Observations of a Footpoint Drift of an Erupting Flux Rope

Abstract

We analyze the imaging observations of an M-class eruptive flare of 2015 November 4. The pre-eruptive H α filament was modeled by the nonlinear force-free field model, which showed that it consisted of two helical systems. Tether-cutting reconnection involving these two systems led to the formation of a hot sigmoidal loop structure rooted in a small hook that formed at the end of the flare ribbon. Subsequently, the hot loops started to slip away from the small hook until it disappeared. The loops continued slipping and the ribbon elongated itself by several tens of arcseconds. A new and larger hook then appeared at the end of the elongated ribbon with hot and twisted loops rooted there.
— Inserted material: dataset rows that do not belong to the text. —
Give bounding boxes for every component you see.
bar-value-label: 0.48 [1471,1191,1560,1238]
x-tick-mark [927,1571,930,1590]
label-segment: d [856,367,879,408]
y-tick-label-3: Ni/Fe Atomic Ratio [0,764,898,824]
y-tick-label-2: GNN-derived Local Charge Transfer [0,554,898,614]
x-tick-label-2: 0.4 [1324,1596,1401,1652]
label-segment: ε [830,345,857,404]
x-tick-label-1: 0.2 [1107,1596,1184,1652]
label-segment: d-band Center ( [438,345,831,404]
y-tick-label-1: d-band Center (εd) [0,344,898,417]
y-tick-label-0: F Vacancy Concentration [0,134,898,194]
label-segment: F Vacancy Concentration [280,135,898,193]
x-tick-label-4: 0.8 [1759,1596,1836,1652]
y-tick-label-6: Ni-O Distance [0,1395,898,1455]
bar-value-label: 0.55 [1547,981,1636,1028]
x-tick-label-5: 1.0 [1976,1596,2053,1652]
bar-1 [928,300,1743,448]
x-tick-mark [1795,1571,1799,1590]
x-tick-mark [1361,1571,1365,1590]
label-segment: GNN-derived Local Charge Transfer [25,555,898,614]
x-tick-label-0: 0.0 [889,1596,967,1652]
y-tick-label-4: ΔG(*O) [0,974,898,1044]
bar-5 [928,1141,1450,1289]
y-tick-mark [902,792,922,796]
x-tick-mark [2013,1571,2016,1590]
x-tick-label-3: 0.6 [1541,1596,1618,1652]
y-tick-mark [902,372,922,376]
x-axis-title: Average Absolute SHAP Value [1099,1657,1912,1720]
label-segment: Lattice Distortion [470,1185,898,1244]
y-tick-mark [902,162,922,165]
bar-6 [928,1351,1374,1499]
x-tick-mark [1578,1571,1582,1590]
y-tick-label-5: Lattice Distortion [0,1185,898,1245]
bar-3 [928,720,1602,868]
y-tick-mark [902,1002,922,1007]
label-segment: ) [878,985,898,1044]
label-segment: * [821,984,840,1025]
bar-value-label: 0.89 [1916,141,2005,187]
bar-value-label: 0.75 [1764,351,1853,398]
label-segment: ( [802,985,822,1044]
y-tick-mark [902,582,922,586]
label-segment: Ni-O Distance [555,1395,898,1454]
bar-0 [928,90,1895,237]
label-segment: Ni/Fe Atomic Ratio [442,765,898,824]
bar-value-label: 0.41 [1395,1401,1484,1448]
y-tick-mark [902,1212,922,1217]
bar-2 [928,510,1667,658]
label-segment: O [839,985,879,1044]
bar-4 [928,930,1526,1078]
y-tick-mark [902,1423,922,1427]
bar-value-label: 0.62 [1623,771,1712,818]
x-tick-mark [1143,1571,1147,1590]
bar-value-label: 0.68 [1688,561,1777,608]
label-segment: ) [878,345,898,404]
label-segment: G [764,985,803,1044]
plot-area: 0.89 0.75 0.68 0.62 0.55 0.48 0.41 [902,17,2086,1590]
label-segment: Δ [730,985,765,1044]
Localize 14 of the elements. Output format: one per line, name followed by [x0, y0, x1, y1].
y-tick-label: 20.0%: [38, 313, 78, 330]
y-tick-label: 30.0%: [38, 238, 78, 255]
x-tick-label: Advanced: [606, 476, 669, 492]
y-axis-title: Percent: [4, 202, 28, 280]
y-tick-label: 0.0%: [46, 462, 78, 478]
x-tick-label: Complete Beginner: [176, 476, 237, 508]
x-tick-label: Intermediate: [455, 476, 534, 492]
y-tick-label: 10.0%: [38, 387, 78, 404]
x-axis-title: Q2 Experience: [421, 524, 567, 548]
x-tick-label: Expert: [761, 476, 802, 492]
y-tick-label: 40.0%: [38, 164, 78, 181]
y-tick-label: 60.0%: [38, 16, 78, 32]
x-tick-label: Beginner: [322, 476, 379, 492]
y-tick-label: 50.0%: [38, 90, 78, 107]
After the eruption of these hot loops, the ribbon hook expanded and later contracted. We interpret these observations in the framework of the recent three-dimensional (3D) extensions to the standard solar flare model predicting the drift of the flux rope footpoints. The hot sigmoidal loop is interpreted as the flux rope, whose footpoints drift during the eruption. While the deformation and drift of the new hook can be described by the model, the displacement of the flux rope footpoint from the filament to that of the erupting flux rope indicate that the hook evolution can be more complex than those captured by the model.